Llegaron a Schevelewo a las cuatro de la mañana. Allí había un hospitalillo en el que se practicaban curas de urgencia y se redireccionaba a los heridos, bien a Podbereje o a Grigorovo, así que, tras dejar al Argentino a cargo de los médicos, buscaron cobijo en una cabaña donde durmieron unas horas.

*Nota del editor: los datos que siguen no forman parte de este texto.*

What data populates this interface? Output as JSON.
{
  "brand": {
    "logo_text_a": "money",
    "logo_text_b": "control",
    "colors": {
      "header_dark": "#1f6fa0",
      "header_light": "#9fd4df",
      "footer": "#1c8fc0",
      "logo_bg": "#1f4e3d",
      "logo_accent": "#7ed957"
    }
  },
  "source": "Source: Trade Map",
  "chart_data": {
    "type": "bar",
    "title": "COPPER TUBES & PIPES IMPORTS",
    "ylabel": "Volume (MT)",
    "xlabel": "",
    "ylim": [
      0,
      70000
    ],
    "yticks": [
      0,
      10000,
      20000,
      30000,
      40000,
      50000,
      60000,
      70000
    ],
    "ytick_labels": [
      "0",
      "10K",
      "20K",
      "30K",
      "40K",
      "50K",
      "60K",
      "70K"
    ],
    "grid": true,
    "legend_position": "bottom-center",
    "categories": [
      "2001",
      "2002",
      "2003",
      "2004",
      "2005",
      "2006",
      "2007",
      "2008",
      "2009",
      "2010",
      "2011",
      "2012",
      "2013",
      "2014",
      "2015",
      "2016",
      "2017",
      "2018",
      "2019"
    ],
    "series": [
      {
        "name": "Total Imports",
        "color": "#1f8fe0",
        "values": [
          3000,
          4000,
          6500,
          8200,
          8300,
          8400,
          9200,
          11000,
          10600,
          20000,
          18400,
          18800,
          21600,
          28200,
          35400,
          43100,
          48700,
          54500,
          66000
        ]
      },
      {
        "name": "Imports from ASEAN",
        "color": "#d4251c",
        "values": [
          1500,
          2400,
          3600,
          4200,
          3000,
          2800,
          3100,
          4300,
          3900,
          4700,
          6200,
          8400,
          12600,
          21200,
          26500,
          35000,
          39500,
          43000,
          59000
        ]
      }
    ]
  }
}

Cuando salieron se hallaban más repuestos y les dieron algo de comer: café, un poco de arroz con tocino y galletas. Allí se encontraron con sus compañeros de unidad, los de la pieza que quedara encallada en el hielo. Al parecer el mando había desechado la idea de transportarlo a Possad, ni siquiera a Otenskii.
Lo habían dejado operar en Schevelewo. El capitán Abril había ordenado que Férez quedara allí al mando de la pieza y los hombres.
Continuaron el camino suspirando de alivio. Perder de vista a aquel maldito sargento era lo mejor que les podía haber ocurrido.
Llegaron a Podbereje a las doce de la noche, ateridos de frío y con la moral por el suelo. Sus compañeros los recibieron como a héroes. ¡Habían salido vivos de Possad!
Eran veteranos de guerra, tíos curtidos. Les invitaron a vodka, vino y salchichas que alguien había distraído de intendencia. También cocieron unas patatas que habían conseguido comerciando con los lugareños. Estaban rendidos, así que, tras contar su experiencia con desgana, el capitán ordenó que se les dejara descansar cuanto quisieran. Cuando Javier se tumbó en su cálido rincón en el búnker escuchó sollozar a Alfonso quedamente. Habían vivido un infierno y nunca lo olvidarían.